Ayer en el estado de Jalisco se desataron hechos de violencia masiva tras un operativo de fuerzas federales que terminó con la muerte de Nemesio Oseguera Cervantes, alias “El Mencho”, identificado como líder del Cártel Jalisco Nueva Generación en el municipio de Tapalpa.
La operación fue ejecutada por fuerzas combinadas del Ejército Mexicano, la Guardia Nacional y la Secretaría de la Defensa Nacional, con apoyo táctico y de inteligencia, lo que derivó en enfrentamientos intensos en la zona serrana.
Tras los hechos, grupos vinculados al crimen organizado respondieron con bloqueos de carreteras, quema de vehículos y disturbios en diversas zonas del estado, incluyendo puntos de la zona metropolitana de Guadalajara.
Durante varias horas se reportaron múltiples bloqueos vehiculares activos, aunque gradualmente fueron desactivados por autoridades estatales y federales.

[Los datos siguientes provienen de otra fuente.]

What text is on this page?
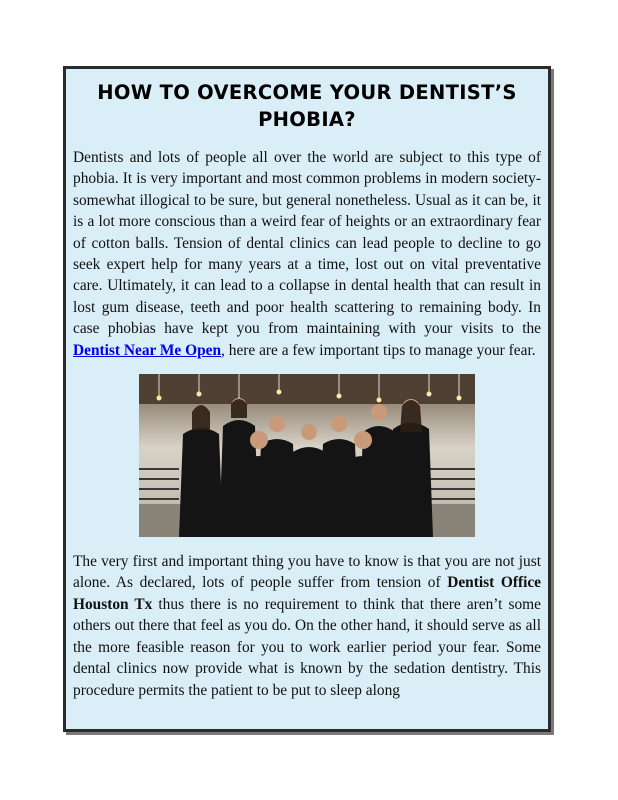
HOW TO OVERCOME YOUR DENTIST’S PHOBIA?

Dentists and lots of people all over the world are subject to this type of phobia. It is very important and most common problems in modern society-somewhat illogical to be sure, but general nonetheless. Usual as it can be, it is a lot more conscious than a weird fear of heights or an extraordinary fear of cotton balls. Tension of dental clinics can lead people to decline to go seek expert help for many years at a time, lost out on vital preventative care. Ultimately, it can lead to a collapse in dental health that can result in lost gum disease, teeth and poor health scattering to remaining body. In case phobias have kept you from maintaining with your visits to the Dentist Near Me Open, here are a few important tips to manage your fear.

The very first and important thing you have to know is that you are not just alone. As declared, lots of people suffer from tension of Dentist Office Houston Tx thus there is no requirement to think that there aren’t some others out there that feel as you do. On the other hand, it should serve as all the more feasible reason for you to work earlier period your fear. Some dental clinics now provide what is known by the sedation dentistry. This procedure permits the patient to be put to sleep along
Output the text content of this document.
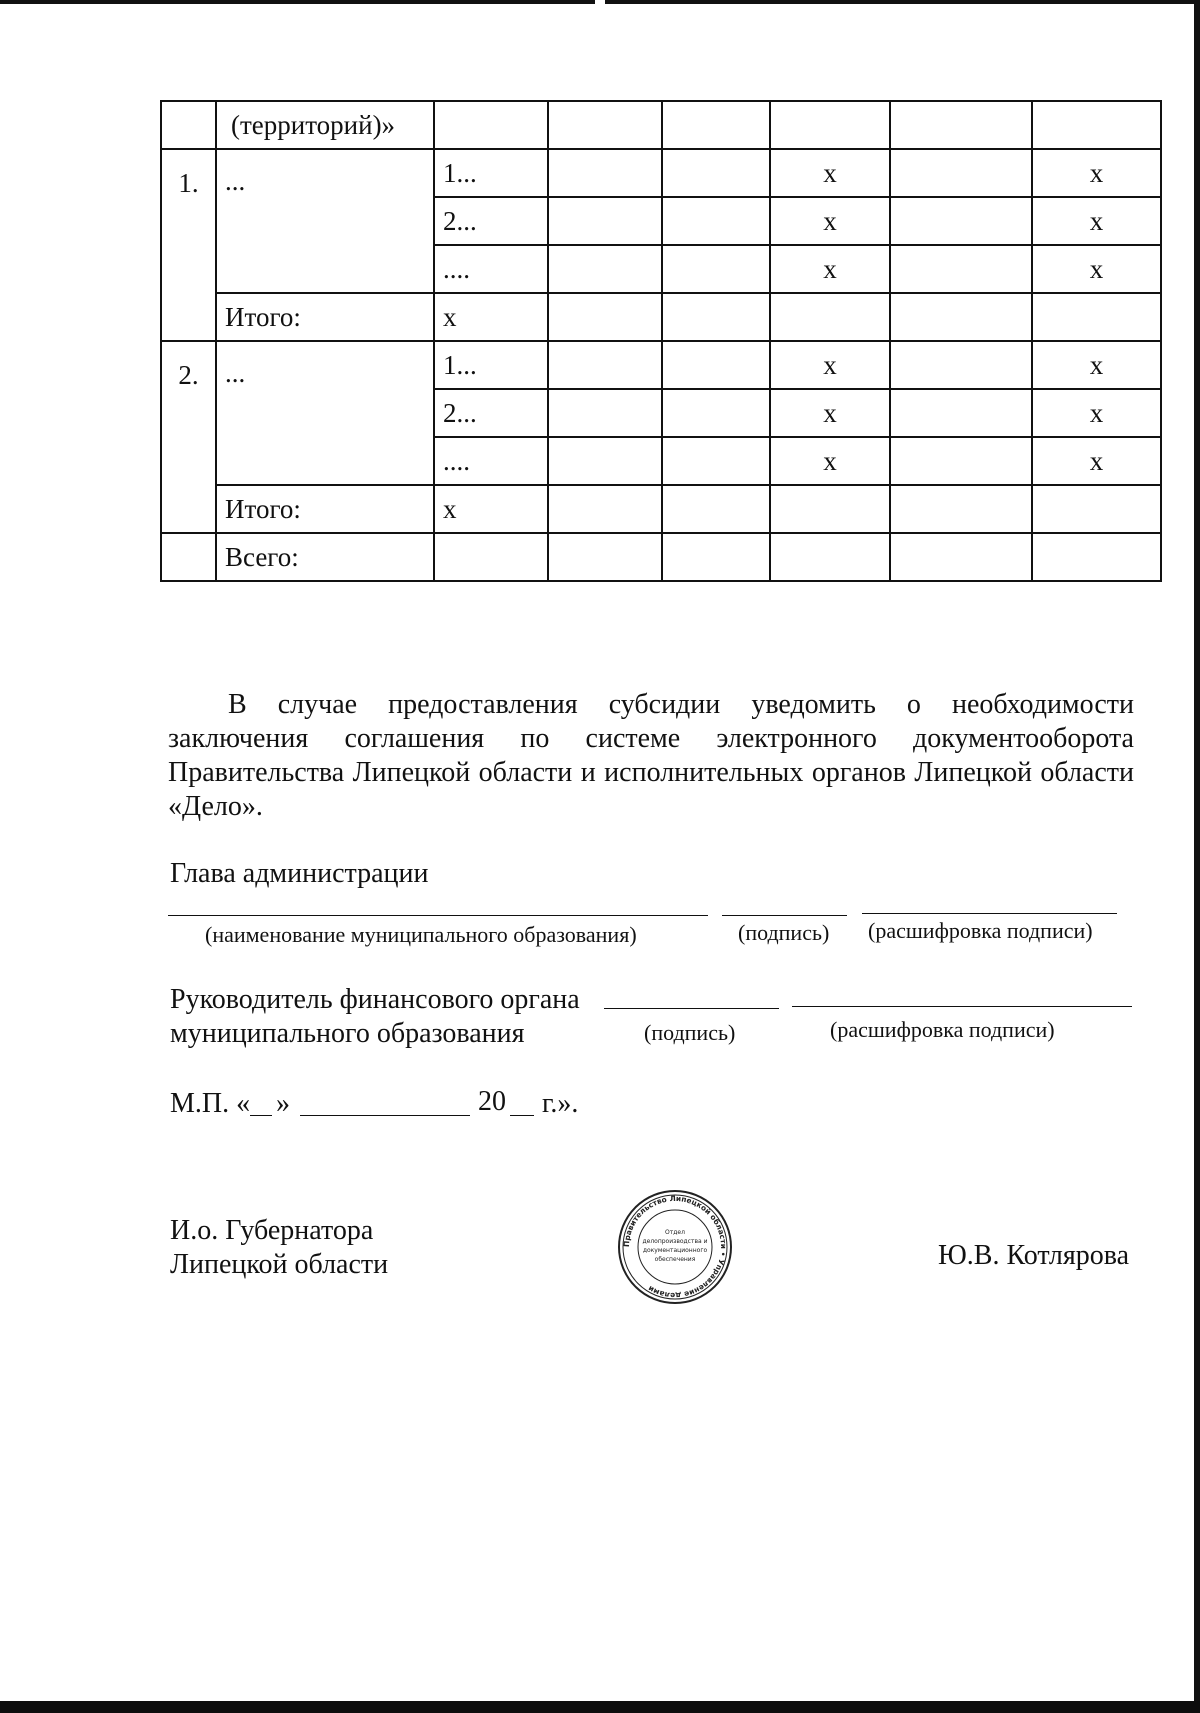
	(территорий)»						
1.	...	1...			x		x
		2...			x		x
		....			x		x
	Итого:	x					
2.	...	1...			x		x
		2...			x		x
		....			x		x
	Итого:	x					
	Всего:						
В случае предоставления субсидии уведомить о необходимости заключения соглашения по системе электронного документооборота Правительства Липецкой области и исполнительных органов Липецкой области «Дело».
Глава администрации
(наименование муниципального образования)	(подпись) (расшифровка подписи)
Руководитель финансового органа
муниципального образования	(подпись)	(расшифровка подписи)
М.П. « »	20 г.».
И.о. Губернатора
Липецкой области	Ю.В. Котлярова
Правительство Липецкой области • Управление делами
Отдел
делопроизводства и
документационного
обеспечения
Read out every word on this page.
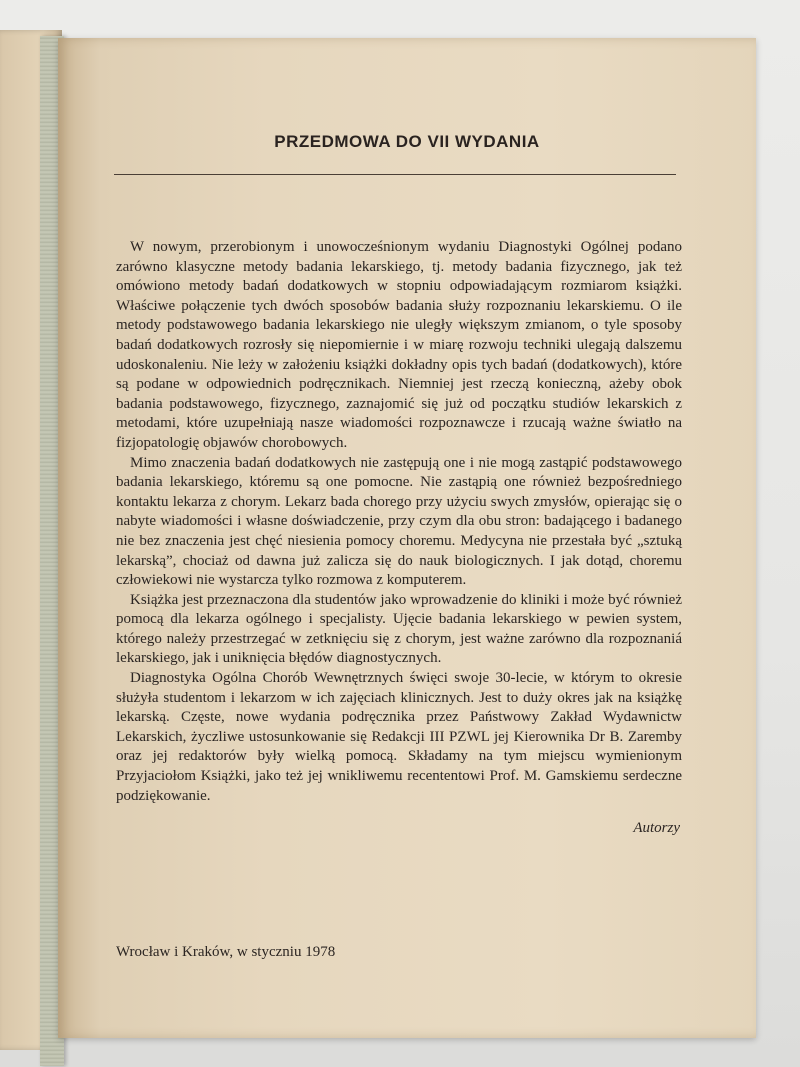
PRZEDMOWA DO VII WYDANIA

W nowym, przerobionym i unowocześnionym wydaniu Diagnostyki Ogólnej podano zarówno klasyczne metody badania lekarskiego, tj. metody badania fizycznego, jak też omówiono metody badań dodatkowych w stopniu odpowiadającym rozmiarom książki. Właściwe połączenie tych dwóch sposobów badania służy rozpoznaniu lekarskiemu. O ile metody podstawowego badania lekarskiego nie uległy większym zmianom, o tyle sposoby badań dodatkowych rozrosły się niepomiernie i w miarę rozwoju techniki ulegają dalszemu udoskonaleniu. Nie leży w założeniu książki dokładny opis tych badań (dodatkowych), które są podane w odpowiednich podręcznikach. Niemniej jest rzeczą konieczną, ażeby obok badania podstawowego, fizycznego, zaznajomić się już od początku studiów lekarskich z metodami, które uzupełniają nasze wiadomości rozpoznawcze i rzucają ważne światło na fizjopatologię objawów chorobowych.

Mimo znaczenia badań dodatkowych nie zastępują one i nie mogą zastąpić podstawowego badania lekarskiego, któremu są one pomocne. Nie zastąpią one również bezpośredniego kontaktu lekarza z chorym. Lekarz bada chorego przy użyciu swych zmysłów, opierając się o nabyte wiadomości i własne doświadczenie, przy czym dla obu stron: badającego i badanego nie bez znaczenia jest chęć niesienia pomocy choremu. Medycyna nie przestała być „sztuką lekarską”, chociaż od dawna już zalicza się do nauk biologicznych. I jak dotąd, choremu człowiekowi nie wystarcza tylko rozmowa z komputerem.

Książka jest przeznaczona dla studentów jako wprowadzenie do kliniki i może być również pomocą dla lekarza ogólnego i specjalisty. Ujęcie badania lekarskiego w pewien system, którego należy przestrzegać w zetknięciu się z chorym, jest ważne zarówno dla rozpoznaniá lekarskiego, jak i uniknięcia błędów diagnostycznych.

Diagnostyka Ogólna Chorób Wewnętrznych święci swoje 30-lecie, w którym to okresie służyła studentom i lekarzom w ich zajęciach klinicznych. Jest to duży okres jak na książkę lekarską. Częste, nowe wydania podręcznika przez Państwowy Zakład Wydawnictw Lekarskich, życzliwe ustosunkowanie się Redakcji III PZWL jej Kierownika Dr B. Zaremby oraz jej redaktorów były wielką pomocą. Składamy na tym miejscu wymienionym Przyjaciołom Książki, jako też jej wnikliwemu recententowi Prof. M. Gamskiemu serdeczne podziękowanie.

Autorzy
Wrocław i Kraków, w styczniu 1978
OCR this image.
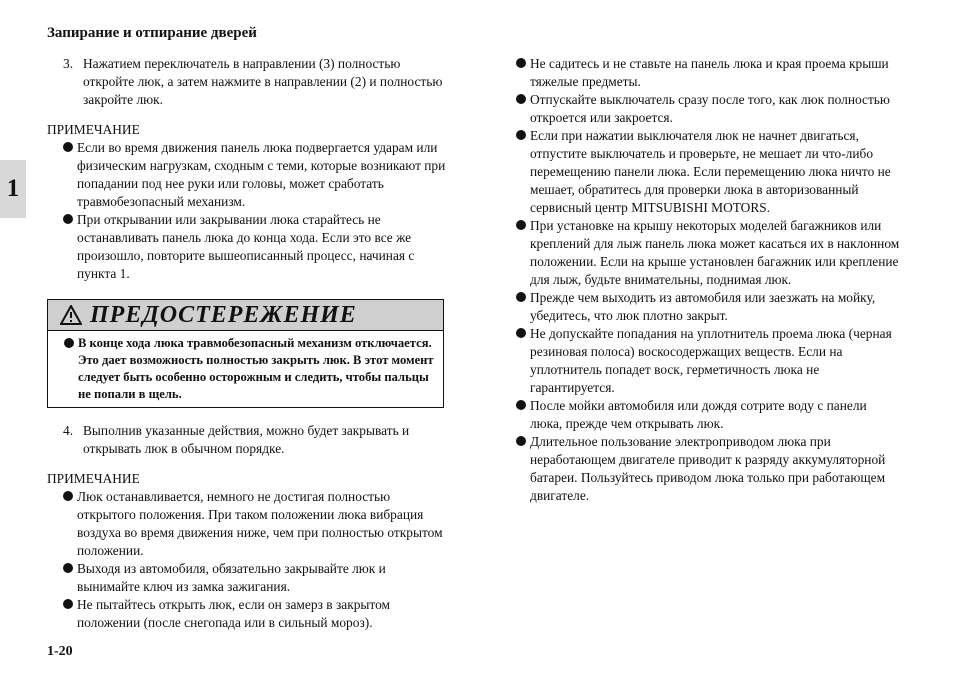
Запирание и отпирание дверей
1
3. Нажатием переключатель в направлении (3) полностью откройте люк, а затем нажмите в направлении (2) и полностью закройте люк.
ПРИМЕЧАНИЕ
Если во время движения панель люка подвергается ударам или физическим нагрузкам, сходным с теми, которые возникают при попадании под нее руки или головы, может сработать травмобезопасный механизм.
При открывании или закрывании люка старайтесь не останавливать панель люка до конца хода. Если это все же произошло, повторите вышеописанный процесс, начиная с пункта 1.
ПРЕДОСТЕРЕЖЕНИЕ
В конце хода люка травмобезопасный механизм отключается. Это дает возможность полностью закрыть люк. В этот момент следует быть особенно осторожным и следить, чтобы пальцы не попали в щель.
4. Выполнив указанные действия, можно будет закрывать и открывать люк в обычном порядке.
ПРИМЕЧАНИЕ
Люк останавливается, немного не достигая полностью открытого положения. При таком положении люка вибрация воздуха во время движения ниже, чем при полностью открытом положении.
Выходя из автомобиля, обязательно закрывайте люк и вынимайте ключ из замка зажигания.
Не пытайтесь открыть люк, если он замерз в закрытом положении (после снегопада или в сильный мороз).
Не садитесь и не ставьте на панель люка и края проема крыши тяжелые предметы.
Отпускайте выключатель сразу после того, как люк полностью откроется или закроется.
Если при нажатии выключателя люк не начнет двигаться, отпустите выключатель и проверьте, не мешает ли что-либо перемещению панели люка. Если перемещению люка ничто не мешает, обратитесь для проверки люка в авторизованный сервисный центр MITSUBISHI MOTORS.
При установке на крышу некоторых моделей багажников или креплений для лыж панель люка может касаться их в наклонном положении. Если на крыше установлен багажник или крепление для лыж, будьте внимательны, поднимая люк.
Прежде чем выходить из автомобиля или заезжать на мойку, убедитесь, что люк плотно закрыт.
Не допускайте попадания на уплотнитель проема люка (черная резиновая полоса) воскосодержащих веществ. Если на уплотнитель попадет воск, герметичность люка не гарантируется.
После мойки автомобиля или дождя сотрите воду с панели люка, прежде чем открывать люк.
Длительное пользование электроприводом люка при неработающем двигателе приводит к разряду аккумуляторной батареи. Пользуйтесь приводом люка только при работающем двигателе.
1-20
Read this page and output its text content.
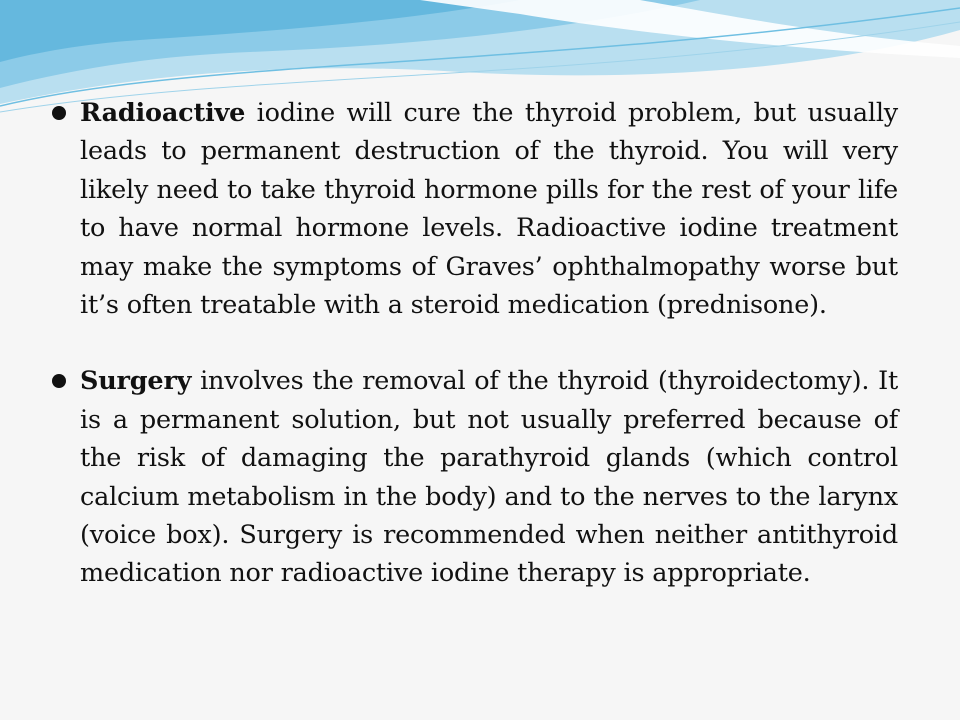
Radioactive iodine will cure the thyroid problem, but usually leads to permanent destruction of the thyroid. You will very likely need to take thyroid hormone pills for the rest of your life to have normal hormone levels. Radioactive iodine treatment may make the symptoms of Graves’ ophthalmopathy worse but it’s often treatable with a steroid medication (prednisone).
Surgery involves the removal of the thyroid (thyroidectomy). It is a permanent solution, but not usually preferred because of the risk of damaging the parathyroid glands (which control calcium metabolism in the body) and to the nerves to the larynx (voice box). Surgery is recommended when neither antithyroid medication nor radioactive iodine therapy is appropriate.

La jornada violenta dejó también diversas detenciones de personas presuntamente relacionadas con actos de saqueo, vandalismo y daños a infraestructura pública.
Debido a la situación, las autoridades activaron Código Rojo, una alerta máxima que moviliza recursos de seguridad y recomienda a la población permanecer en sus hogares y evitar traslados innecesarios.
El gobernador del estado calificó los hechos como “horas críticas” y aseguró que se mantiene coordinación permanente entre los distintos órdenes de gobierno para restablecer el orden.
Las clases presenciales fueron suspendidas temporalmente en varios municipios y se cancelaron eventos masivos programados para el fin de semana.
Algunos servicios públicos, incluyendo transporte y actividades administrativas, operaron de forma limitada mientras se normalizaba la situación.
La reacción violenta tras el operativo convirtió la jornada en uno de los episodios de seguridad más relevantes del año en la entidad, generando repercusiones políticas y sociales a nivel nacional.